Eight days ago a brilliant dissection of the current financial apocalypse by Rolling Stone‘s Matt Taibbi appeared. I ran a link-and-excerpt last Monday. Today I read an evasively worded, self-justifying whine piece by former AIG financial products unit exec vp Jake DeSantis about why he resigned three days ago. Then I re-read Taibbi’s piece and went into one of my quiet-seething modes.
Then, for mild comic relief, I re-watched the above South Park “Bailout!” clip, which ran a day after DeSantis resigned.
Then I started re-focusing on Joseph Cassano, the ultimate AIG bad guy.

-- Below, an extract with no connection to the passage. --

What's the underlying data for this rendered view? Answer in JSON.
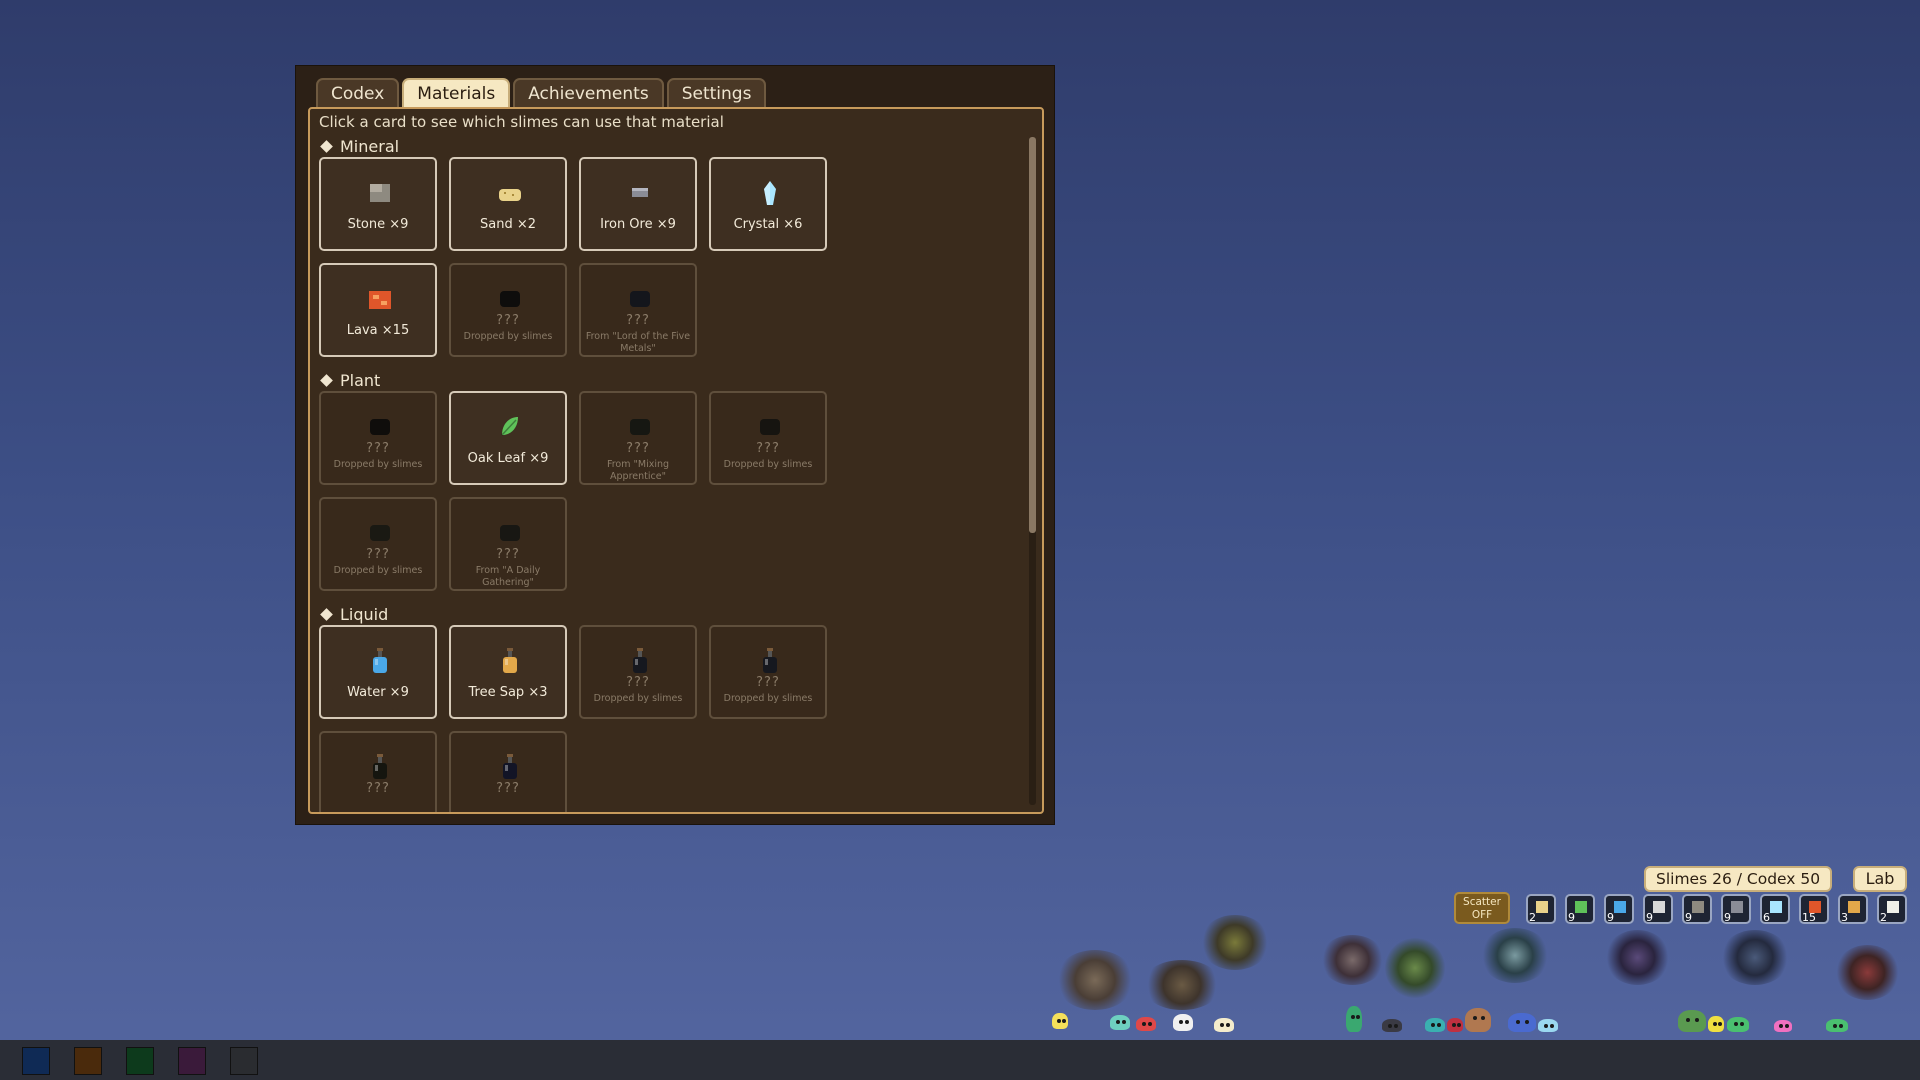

“Then, in January 2009, AIG did it again,” Taibbi’s piece reads at one point. “After all those years letting financial products division president Joseph Cassano run wild, and after already getting caught paying out insane bonuses while on the public till, AIG decided to pay out another $450 million in bonuses. And to whom? To the 400 or so employees in Cassano’s old unit, AIGFP, which is due to go out of business shortly!
“Yes, that’s right, an average of $1.1 million in taxpayer-backed money apiece, to the very people who spent the past decade or so punching a hole in the fabric of the universe!
“‘We, uh, needed to keep these highly expert people in their seats,’ AIG spokeswoman Christina Pretto says to me in early February.
“‘But didn’t these ‘highly expert people’ basically destroy your company?’ I ask.
“Pretto protests, says this isn’t fair. The employees at AIGFP have already taken pay cuts, she says. Not retaining them would dilute the value of the company even further, make it harder to wrap up the unit’s operations in an orderly fashion.
Joseph Cassano, former CFO of AIG’s Financial Products divison, said to be currently “hiding out in his lavish town house near Harrods in London.”
“The bonuses are a nice comic touch highlighting one of the more outrageous tangents of the bailout age, namely the fact that, even with the planet in flames, some members of the Wall Street class can’t even get used to the tragedy of having to fly coach. ”
These people need their trips to Baja, their spa treatments, their hand jobs,” says an official involved in the AIG bailout, a serious look on his face, apparently not even half-kidding. “They don’t function well without them.”
And I haven’t had my coffee or taken a shower yet.